One oak that seems to have its chance of survival severely curtailed is still triumphantly with us and is worth a tiny detour off the Armagh to Loughgall road. The small settlement of Salter’s Grange is marked by a hilltop Church of Ireland church with a soaring spire (probably on the site of an older church) with its attendant conifers.
Downhill from the church on the Armagh side stands a roadside oak – never a good place for a tree, with half the roots covered in impermeable tarmac.
Approach from one side, and this appears to be a normal healthy oak. From the other, its nature as a survivor is revealed all too clearly – the trunk is completely hollow and open to the outside world.
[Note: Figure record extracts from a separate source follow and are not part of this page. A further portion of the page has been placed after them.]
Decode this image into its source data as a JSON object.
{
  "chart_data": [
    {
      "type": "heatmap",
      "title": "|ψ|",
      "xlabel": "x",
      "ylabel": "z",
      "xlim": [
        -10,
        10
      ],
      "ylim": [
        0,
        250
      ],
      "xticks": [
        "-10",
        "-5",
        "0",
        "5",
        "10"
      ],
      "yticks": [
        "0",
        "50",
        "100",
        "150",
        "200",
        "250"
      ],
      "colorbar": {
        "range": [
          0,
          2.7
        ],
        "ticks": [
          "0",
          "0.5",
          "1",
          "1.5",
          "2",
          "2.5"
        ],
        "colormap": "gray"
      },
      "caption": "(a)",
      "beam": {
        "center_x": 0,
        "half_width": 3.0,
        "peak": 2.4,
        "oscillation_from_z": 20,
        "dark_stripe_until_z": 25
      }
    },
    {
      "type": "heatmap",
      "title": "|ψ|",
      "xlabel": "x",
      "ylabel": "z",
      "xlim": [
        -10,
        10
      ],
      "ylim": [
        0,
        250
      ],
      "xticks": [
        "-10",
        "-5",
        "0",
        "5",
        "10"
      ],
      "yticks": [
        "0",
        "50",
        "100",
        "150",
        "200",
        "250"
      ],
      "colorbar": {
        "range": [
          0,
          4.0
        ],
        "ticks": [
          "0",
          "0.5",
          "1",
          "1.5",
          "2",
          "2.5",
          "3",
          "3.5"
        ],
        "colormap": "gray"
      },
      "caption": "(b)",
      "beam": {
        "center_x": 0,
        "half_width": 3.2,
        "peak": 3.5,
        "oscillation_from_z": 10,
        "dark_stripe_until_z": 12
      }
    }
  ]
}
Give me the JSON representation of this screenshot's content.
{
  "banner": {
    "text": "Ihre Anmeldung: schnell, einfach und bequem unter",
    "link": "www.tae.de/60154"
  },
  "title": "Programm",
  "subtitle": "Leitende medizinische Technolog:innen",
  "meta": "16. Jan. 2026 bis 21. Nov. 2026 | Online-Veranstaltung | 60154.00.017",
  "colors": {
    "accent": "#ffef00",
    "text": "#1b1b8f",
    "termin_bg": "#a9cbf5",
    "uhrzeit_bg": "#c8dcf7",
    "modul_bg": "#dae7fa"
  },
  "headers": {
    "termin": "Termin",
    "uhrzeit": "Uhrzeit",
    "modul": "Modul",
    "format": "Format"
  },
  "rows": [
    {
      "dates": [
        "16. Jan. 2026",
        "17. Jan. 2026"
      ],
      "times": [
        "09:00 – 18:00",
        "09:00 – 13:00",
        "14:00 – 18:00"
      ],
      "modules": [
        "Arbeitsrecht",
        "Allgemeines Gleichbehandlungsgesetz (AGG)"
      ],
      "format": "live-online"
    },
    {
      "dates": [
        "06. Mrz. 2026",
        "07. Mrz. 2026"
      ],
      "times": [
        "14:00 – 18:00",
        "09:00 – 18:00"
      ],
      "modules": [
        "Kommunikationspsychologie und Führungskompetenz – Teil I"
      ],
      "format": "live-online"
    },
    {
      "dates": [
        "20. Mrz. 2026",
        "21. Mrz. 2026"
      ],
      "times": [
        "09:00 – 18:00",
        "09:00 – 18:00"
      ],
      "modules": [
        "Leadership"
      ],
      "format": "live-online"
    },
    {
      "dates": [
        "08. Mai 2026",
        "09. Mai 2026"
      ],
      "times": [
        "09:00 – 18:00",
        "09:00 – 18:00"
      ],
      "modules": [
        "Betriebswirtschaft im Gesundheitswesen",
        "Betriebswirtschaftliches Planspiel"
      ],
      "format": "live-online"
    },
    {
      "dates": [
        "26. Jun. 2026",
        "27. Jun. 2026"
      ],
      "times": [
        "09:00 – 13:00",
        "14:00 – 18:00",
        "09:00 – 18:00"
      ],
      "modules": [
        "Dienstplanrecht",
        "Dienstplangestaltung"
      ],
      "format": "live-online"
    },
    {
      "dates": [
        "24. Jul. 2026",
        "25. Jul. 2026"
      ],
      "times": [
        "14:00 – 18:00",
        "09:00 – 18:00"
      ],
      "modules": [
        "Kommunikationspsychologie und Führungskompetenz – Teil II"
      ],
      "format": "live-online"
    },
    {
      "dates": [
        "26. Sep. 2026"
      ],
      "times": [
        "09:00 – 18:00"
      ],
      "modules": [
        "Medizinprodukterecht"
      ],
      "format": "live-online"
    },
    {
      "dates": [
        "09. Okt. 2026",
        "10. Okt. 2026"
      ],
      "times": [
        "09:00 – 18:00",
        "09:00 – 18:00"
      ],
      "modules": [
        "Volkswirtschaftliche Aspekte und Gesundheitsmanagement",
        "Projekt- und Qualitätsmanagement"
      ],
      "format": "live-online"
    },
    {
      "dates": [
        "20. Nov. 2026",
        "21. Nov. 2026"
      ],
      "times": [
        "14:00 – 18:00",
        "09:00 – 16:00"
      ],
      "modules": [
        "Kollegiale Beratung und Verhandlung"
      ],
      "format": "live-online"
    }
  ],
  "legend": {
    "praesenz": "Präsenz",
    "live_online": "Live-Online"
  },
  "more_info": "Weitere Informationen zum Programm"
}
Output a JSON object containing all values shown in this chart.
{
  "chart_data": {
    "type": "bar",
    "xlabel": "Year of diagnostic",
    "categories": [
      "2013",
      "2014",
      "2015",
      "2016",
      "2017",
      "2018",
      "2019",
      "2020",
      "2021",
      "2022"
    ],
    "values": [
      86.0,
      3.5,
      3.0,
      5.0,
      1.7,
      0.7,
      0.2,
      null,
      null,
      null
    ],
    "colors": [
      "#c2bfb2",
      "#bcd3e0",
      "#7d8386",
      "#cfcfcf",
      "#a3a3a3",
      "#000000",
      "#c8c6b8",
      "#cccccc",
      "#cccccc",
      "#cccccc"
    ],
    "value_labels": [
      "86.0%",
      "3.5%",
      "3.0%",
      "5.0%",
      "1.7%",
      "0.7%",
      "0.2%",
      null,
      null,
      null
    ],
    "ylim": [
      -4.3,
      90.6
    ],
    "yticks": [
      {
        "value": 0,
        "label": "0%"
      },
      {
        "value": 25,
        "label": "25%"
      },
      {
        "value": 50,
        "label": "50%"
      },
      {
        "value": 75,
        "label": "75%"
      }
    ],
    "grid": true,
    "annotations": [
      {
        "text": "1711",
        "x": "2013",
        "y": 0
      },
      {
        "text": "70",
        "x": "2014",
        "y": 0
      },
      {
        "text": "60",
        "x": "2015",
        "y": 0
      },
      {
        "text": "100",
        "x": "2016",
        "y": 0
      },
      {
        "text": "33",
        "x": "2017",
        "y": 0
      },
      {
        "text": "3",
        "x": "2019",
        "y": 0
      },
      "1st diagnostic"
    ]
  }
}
There is a great opening in the trunk, at least 10’ high and 3’ across. The inside has been burnt, the hollow extending up into the base of the main branches. The only wood left is a shell of live wood under the bark.
A family of jackdaws nest within the tree, and are clearly possessive of it. Just to one side, a badger track across the road leads into fields. Around the base, cow parsley waves its delicate flower-heads, speckled wood butterflies flit among grasses: one roadside tree, a whole ecosystem.
After the tree had been recognised, growing peacefully in its rural roadside setting, more of its grim history was unearthed.
The tree had been known for many years as “The Bloody Oak”. It stands at the junction of the Bloody Loaning (lane) which leads to a ford on the Callan river, a tributary of the Blackwater. Here on 14th August 1598 Marshall Bagenal, in charge of the English forces based at Newry, was marching to the relief of a hard-pressed English garrison at Portmore (Blackwatertown). His force was completely overwhelmed and he was slain with 2,000 of his men at the battle of the Yellow Ford.
The Bloody Loanen was so called because it was filled by bodies of dead and injured soldiers – fugitives were hunted down and killed in the shadow of the oak, a mature tree even then. The dead branch of the tree is held to have died either because of bullets embedded in it at that time – and contemporary bullets are reported to have been removed from that part of the tree – or because it died ‘in protest’ having been used for hanging. The branch, recorded as being dead from root to tip for at least a hundred years, pointed west along the Bloody Loanen.
It is hard to picture such death and cruelty in what is now a quiet rural lane, but the tree certainly has an air of suffering. Perhaps it was burned in retribution for the part it unwittingly played in such a savage battle.
Against the odds, it survives and flourishes.